Canada’s anti-fraud centre, which is jointly managed by the Royal Canadian Mounted Police, the Competition Bureau Canada, and the Ontario Provincial Police, said Valentine’s Day is “also an opportunity for fraudsters to target Canadians looking for a relationship.”

“Moving closer to Valentine’s Day, the CAFC is cautioning Canadians to be aware of scams and fraud. Romance scams are becoming more popular, with scammers using isolation from the COVID-19 pandemic to their advantage. In romance scams, a scammer convinces a victim to enter a virtual, online relationship. As trust and affection develop, the scammer then uses emotional leverage to request money or cryptocurrency, gifts, investments, or may send money to the victim to build further trust or engage the victim as a money mule. Looking for love online can be more expensive than you think!”

Several Canadians have become victim to this type of scam, including Marilyne, a 75-year-old woman from Saint-Hyacinthe in the Montérégie region. She told Noovo Info that she lost nearly $550,000 to a man she met online who said he was in love with her. (Marilyne is a pseudonym in order to protect her privacy)

Her son noticed something was wrong when he noticed large amounts being withdrawn from her bank account, to which she responded she said she wanted to help a friend on a trip overseas.

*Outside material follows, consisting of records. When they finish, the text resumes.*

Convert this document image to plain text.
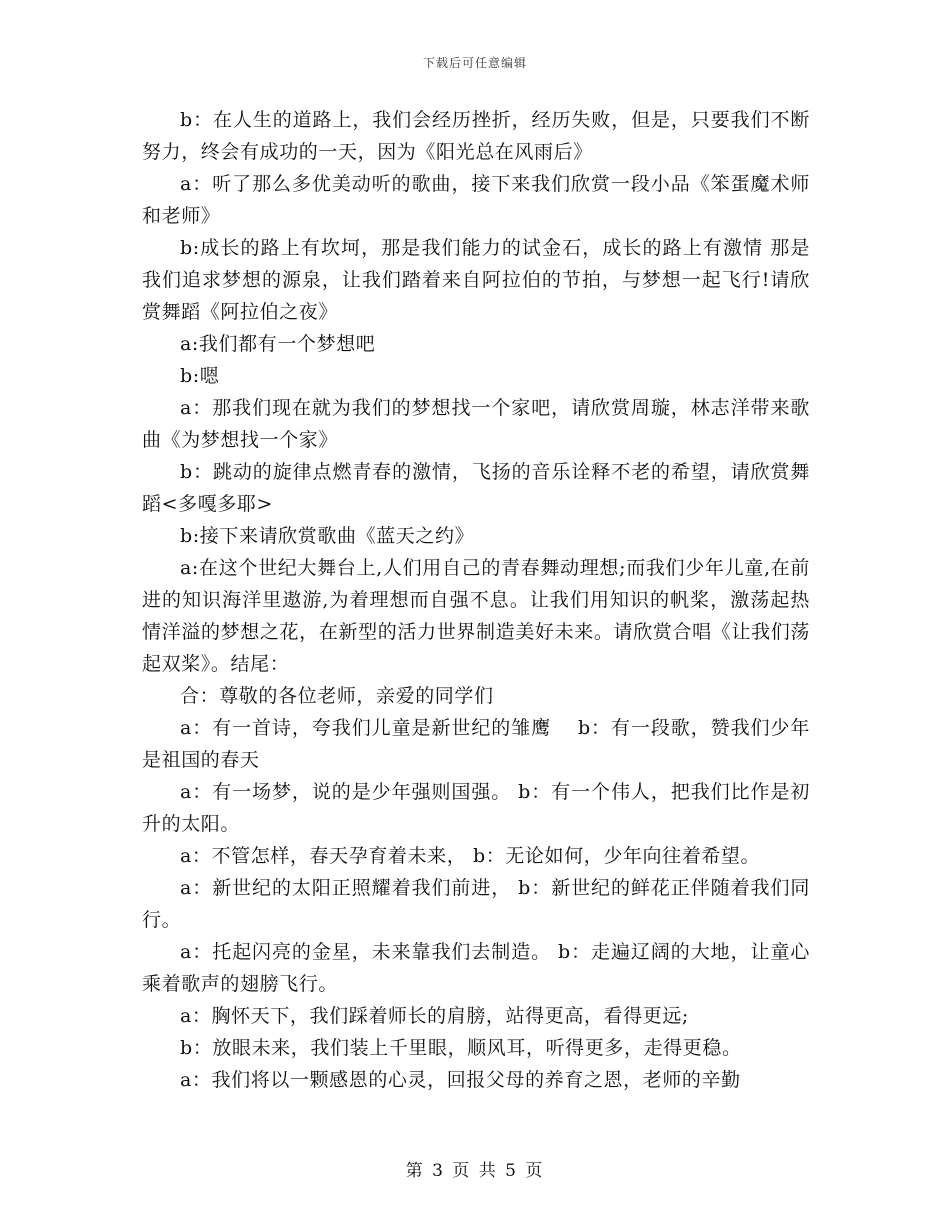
下载后可任意编辑

b：在人生的道路上，我们会经历挫折，经历失败，但是，只要我们不断努力，终会有成功的一天，因为《阳光总在风雨后》

a：听了那么多优美动听的歌曲，接下来我们欣赏一段小品《笨蛋魔术师和老师》

b:成长的路上有坎坷，那是我们能力的试金石，成长的路上有激情 那是我们追求梦想的源泉，让我们踏着来自阿拉伯的节拍，与梦想一起飞行!请欣赏舞蹈《阿拉伯之夜》

a:我们都有一个梦想吧

b:嗯

a：那我们现在就为我们的梦想找一个家吧，请欣赏周璇，林志洋带来歌曲《为梦想找一个家》

b：跳动的旋律点燃青春的激情，飞扬的音乐诠释不老的希望，请欣赏舞蹈<多嘎多耶>

b:接下来请欣赏歌曲《蓝天之约》

a:在这个世纪大舞台上,人们用自己的青春舞动理想;而我们少年儿童,在前进的知识海洋里遨游,为着理想而自强不息。让我们用知识的帆桨，激荡起热情洋溢的梦想之花，在新型的活力世界制造美好未来。请欣赏合唱《让我们荡起双桨》。结尾：

合：尊敬的各位老师，亲爱的同学们

a：有一首诗，夸我们儿童是新世纪的雏鹰　 b：有一段歌，赞我们少年是祖国的春天

a：有一场梦，说的是少年强则国强。 b：有一个伟人，把我们比作是初升的太阳。

a：不管怎样，春天孕育着未来， b：无论如何，少年向往着希望。

a：新世纪的太阳正照耀着我们前进， b：新世纪的鲜花正伴随着我们同行。

a：托起闪亮的金星，未来靠我们去制造。 b：走遍辽阔的大地，让童心乘着歌声的翅膀飞行。

a：胸怀天下，我们踩着师长的肩膀，站得更高，看得更远;

b：放眼未来，我们装上千里眼，顺风耳，听得更多，走得更稳。

a：我们将以一颗感恩的心灵，回报父母的养育之恩，老师的辛勤

第 3 页 共 5 页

She went to convenience stores multiple times to make payments to the man via Neosurf, an online payment method that is popular in Europe.

She kept receipts of the transfers under the false hope that he would pay her back as he said he would.

When reached by Noovo Info, the man, whom police believe is in Côte d’Ivoire, refused to answer questions about his relationship with Marilyne and where he is currently living.

The anti-fraud centre listed ways to protect themselves from scams.

  • “when someone you haven’t met in person professes their love to you
  •  if the person wants to quickly move to a private or different mode of communication (email, text, Whatsapp, Google Hangouts etc.)
  •  if they always have an excuse not to meet in person
  •  if you receive poorly/oddly written messages, sometimes even addressing you by the wrong name
  •  if the individual claims to live close to you but is working overseas
  •  if they act distressed or angry to guilt you into sending money
  •  if the individual discourages you from discussing them or their situation with your friends and family (attempting to isolate you from those who may be suspicious of the relationship)”

If you believe you are victim to a scam, please contact Canadian Anti-Fraud Centre or by telephone at 1-888-495-8501.